PoPI and estate security

March 2016 Residential Estate (Industry), Security Services & Risk Management, Editor's Choice

Identity theft, fraud, cybercrime, spamming and information related crime have become a headache for many individuals and government alike. Key to this is the lack of accountability taken up by processors of personal information.

Francis Cronjé
Francis Cronjé

News headlines worldwide are riddled with stories of organisations losing customers’ personal information and people subjected thereto will testify that the subsequent consequences of falling victim to these crimes come at a cost, financially and emotionally.

A right to privacy?

Enshrined in our constitution, every person has a right to privacy. This right includes having your personal information protected against any unauthorised disclosure.

Over the last 10 years or so, South African legislators have followed their EU counterparts in coming up with equivalent and equally robust data protection legislation enabling the enforcement of this basic human right, and in 2013 the Protection of Personal Information Act (PoPI) was enacted legislating the manner in which persons or entities process (collect, use, share, store, archive, destroy and delete) personal information.

PoPI also makes provision for a regulator (“Information Regulator”) to whom aggrieved persons in the future can lodge complaints and through which mechanism enforcement notices, regulatory fines and criminal penalties, including imprisonment, can be imposed.

Residential estates and PoPI

PoPI seeks to protect estate residents’ and visitors’ personal information and therefore also seeks to regulate the way in which the estate and entities providing services to the estate, go about processing personal information.

Pivotal to any residential estate is the associated security services whereby physical access to the premises are controlled and monitored, usually as an outsourced service. This process mostly consists of security guards scanning visitors’ licences (car licence disc and drivers’ licences) or IDs, or in other instances writing down the number plate, ID number and name of the visitor on a register or logbook.

Residents on the other hand are usually provided with some tag system linked to a database, allowing them unfettered access. Further to this, most estates will also have CCTV cameras whereby footage is recorded and managed by the security company.

But what does PoPI say?

Some key points:

• The estate is regarded as the party responsible for the personal information processed – in PoPI referred to as the “Responsible Party”.

For example: If the security company, for instance, loses information collected at the entrance to the estate, it is the estate that would be held accountable should recourse be sought by the resident or visitor, or should the Information Regulator deem action is necessary.

• Personal information may only be processed if, given the purpose for which it is processed, it is adequate, relevant and not excessive.
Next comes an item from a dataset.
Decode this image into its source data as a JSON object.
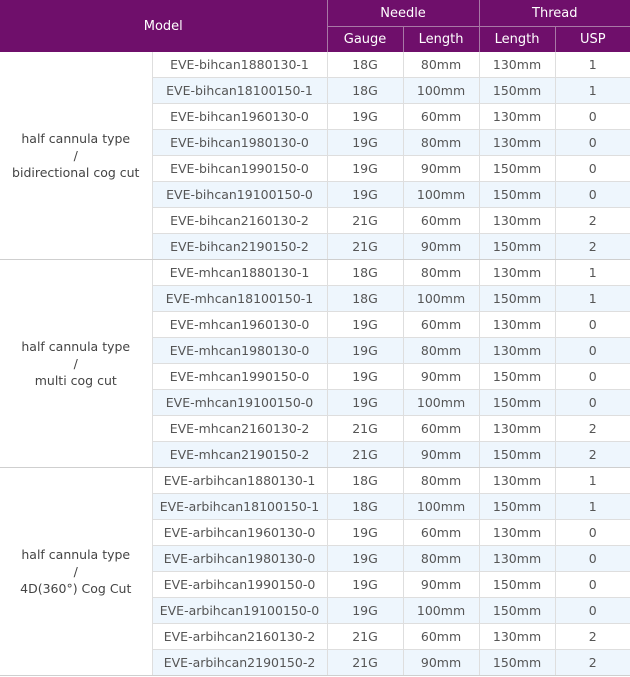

For example: One should not collect personal information regarding the visitor’s age, race, home address, email address or other irrelevant information.

• Personal information may only be processed if the visitor or the resident consents thereto or if the estate can justify that the processing of the personal information is necessary for pursuing its own legitimate interest.

For example: The safety and security of the residents might be considered as a legitimate interest of the estate.

• The estate must have a written agreement with the security company it employs whereby the security company must ensure the integrity and confidentiality of the personal information in its possession or under its control.

For example: Any CCTV footage, ID numbers, names, scanning records of licences etc. will fall into this category and it is the responsibility of the security company to safeguard this information by complying with generally accepted information security practises and procedures required in terms of specific industry or professional rules and regulations.

• The security company must only process such personal information with the knowledge or authorisation of the estate and ensure that it treats the information as confidential.

• The estate and security company must also not retain this information for a period longer than deemed necessary in fulfilling the intended purpose (security and verification of the individual) of collecting personal information. Thereafter, it has to be destroyed or deleted in a manner preventing its reconstruction in an intelligible form.

It is therefore important for both the estate and security company to maintain the confidentiality and integrity of, and accessibility to personal information under their control. Although the estate would be ultimately responsible for any data breaches, the security company can contractually be held liable and also be subjected to regulatory backlash.


Information thieves are targeting almost any type of organisation and estates and security companies alike should guard against these crimes.

PoPI aims to hold entities responsible for the personal information they process and strict adherence to the act by estates should be prioritised to prevent these crimes, thereby avoiding regulatory fines, civil remedies and subsequent reputational harm.

Estates must therefore conduct a proper information security and privacy due diligence of any company that they intend on contracting for any kind of service which involves the processing of personal information on their behalf, and further ensure that subsequent agreements entered into are adequately drafted to hold such entities liable for the personal information they process.

Once PoPI commences, entities will have one year to comply with the conditions. At the time of writing, the Act has not yet commenced.